UK police plan facial recognition for Olympic venues

UK police plan facial recognition for Olympic venues
The photo software system is being trialled on riot suspects, police say.

The UK Metropolitan Police are testing facial-recognition software for the Olympics next year and have had the perfect field trial in the wake of this week's riots.

According to police officials, a system that was being considered for the Games has been being put through its paces as officers try to identify troublemakers that rioted across the UK.

Chief constable Andy Trotter of the British Transport Police told the Associated Press that the software was being used to identify people involved in the looting and violence, but said it was being used alongside conventional photo identifying methods.

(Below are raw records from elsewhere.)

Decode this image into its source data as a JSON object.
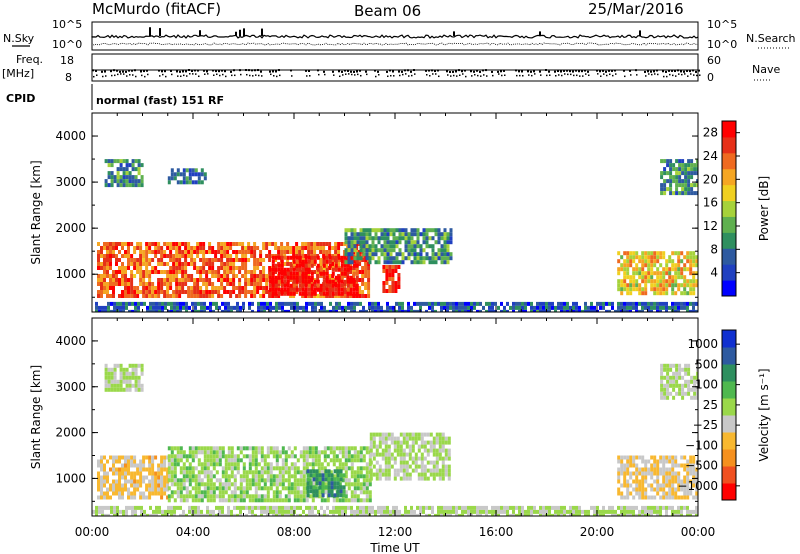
{
  "header": {
    "station": "McMurdo (fitACF)",
    "beam": "Beam 06",
    "date": "25/Mar/2016"
  },
  "status_panels": {
    "nsky_label": "N.Sky",
    "nsearch_label": "N.Search",
    "noise_ticks": [
      "10^5",
      "10^0"
    ],
    "freq_label": "Freq.",
    "freq_unit": "[MHz]",
    "freq_ticks": [
      "18",
      "8"
    ],
    "nave_label": "Nave",
    "nave_ticks": [
      "60",
      "0"
    ],
    "cpid_label": "CPID",
    "cpid_text": "normal (fast) 151 RF"
  },
  "x_axis": {
    "label": "Time UT",
    "ticks": [
      "00:00",
      "04:00",
      "08:00",
      "12:00",
      "16:00",
      "20:00",
      "00:00"
    ]
  },
  "chart_data": [
    {
      "type": "heatmap",
      "parameter": "Power",
      "ylabel": "Slant Range [km]",
      "xlabel": "Time UT",
      "x_range_hours": [
        0,
        24
      ],
      "ylim": [
        180,
        4500
      ],
      "y_ticks": [
        1000,
        2000,
        3000,
        4000
      ],
      "colorbar": {
        "label": "Power [dB]",
        "ticks": [
          "4",
          "8",
          "12",
          "16",
          "20",
          "24",
          "28"
        ],
        "range": [
          0,
          30
        ],
        "colors": [
          "#0000ff",
          "#2040c0",
          "#2e5aa0",
          "#2f8f5f",
          "#5fb04f",
          "#a6d23a",
          "#f0d020",
          "#f5a623",
          "#ef6a20",
          "#e63018",
          "#ff0000"
        ]
      },
      "regions": [
        {
          "t": [
            0.2,
            11.0
          ],
          "r": [
            550,
            1700
          ],
          "value": 24
        },
        {
          "t": [
            7.0,
            10.5
          ],
          "r": [
            550,
            1400
          ],
          "value": 29
        },
        {
          "t": [
            11.5,
            12.2
          ],
          "r": [
            600,
            1200
          ],
          "value": 27
        },
        {
          "t": [
            10.0,
            14.2
          ],
          "r": [
            1300,
            2000
          ],
          "value": 10
        },
        {
          "t": [
            0.5,
            2.0
          ],
          "r": [
            2900,
            3500
          ],
          "value": 9
        },
        {
          "t": [
            3.0,
            4.5
          ],
          "r": [
            3000,
            3300
          ],
          "value": 8
        },
        {
          "t": [
            20.8,
            24.0
          ],
          "r": [
            600,
            1500
          ],
          "value": 18
        },
        {
          "t": [
            22.5,
            24.0
          ],
          "r": [
            2800,
            3500
          ],
          "value": 10
        },
        {
          "t": [
            0.0,
            24.0
          ],
          "r": [
            200,
            400
          ],
          "value": 6
        }
      ]
    },
    {
      "type": "heatmap",
      "parameter": "Velocity",
      "ylabel": "Slant Range [km]",
      "xlabel": "Time UT",
      "x_range_hours": [
        0,
        24
      ],
      "ylim": [
        180,
        4500
      ],
      "y_ticks": [
        1000,
        2000,
        3000,
        4000
      ],
      "colorbar": {
        "label": "Velocity [m s⁻¹]",
        "ticks": [
          "1000",
          "500",
          "100",
          "25",
          "−25",
          "−100",
          "−500",
          "−1000"
        ],
        "range": [
          -1200,
          1200
        ],
        "colors": [
          "#ff0000",
          "#f05020",
          "#f5901e",
          "#f8b830",
          "#c8c8c8",
          "#9ad84a",
          "#4fb84f",
          "#2e8f5f",
          "#2e5aa0",
          "#1030d0"
        ]
      },
      "regions": [
        {
          "t": [
            0.2,
            3.0
          ],
          "r": [
            550,
            1500
          ],
          "value": -300
        },
        {
          "t": [
            3.0,
            11.0
          ],
          "r": [
            550,
            1700
          ],
          "value": 120
        },
        {
          "t": [
            8.5,
            10.0
          ],
          "r": [
            600,
            1200
          ],
          "value": 600
        },
        {
          "t": [
            11.0,
            14.2
          ],
          "r": [
            1000,
            2000
          ],
          "value": 40
        },
        {
          "t": [
            0.5,
            2.0
          ],
          "r": [
            2900,
            3500
          ],
          "value": 0
        },
        {
          "t": [
            20.8,
            24.0
          ],
          "r": [
            600,
            1500
          ],
          "value": -200
        },
        {
          "t": [
            22.5,
            24.0
          ],
          "r": [
            2800,
            3500
          ],
          "value": 0
        },
        {
          "t": [
            0.0,
            24.0
          ],
          "r": [
            200,
            400
          ],
          "value": 0
        }
      ]
    }
  ]
}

A press officer with Scotland Yard confirmed that facial recognition technology was at the force's disposal, although an Olympics spokesperson for the Association of Chief Police Officers would only confirm that the police would be using “a range of technologies at the venues to help protect visitors”.

UK police forces have been mulling facial recognition for some time, but the plans to use the technology at the Olympics – and the use in spotting rioters – mark a new development.

The technology outlined in police documentation involves a dimensional grid system, with software used to compare the distances between features of a sample image with images of known criminals stored on a police database.

"You have to have a good picture of a suspect and it is only useful if you have something to match it against," a police spokesperson told the Associated Press. "In other words, the suspect already has to have a previous criminal record."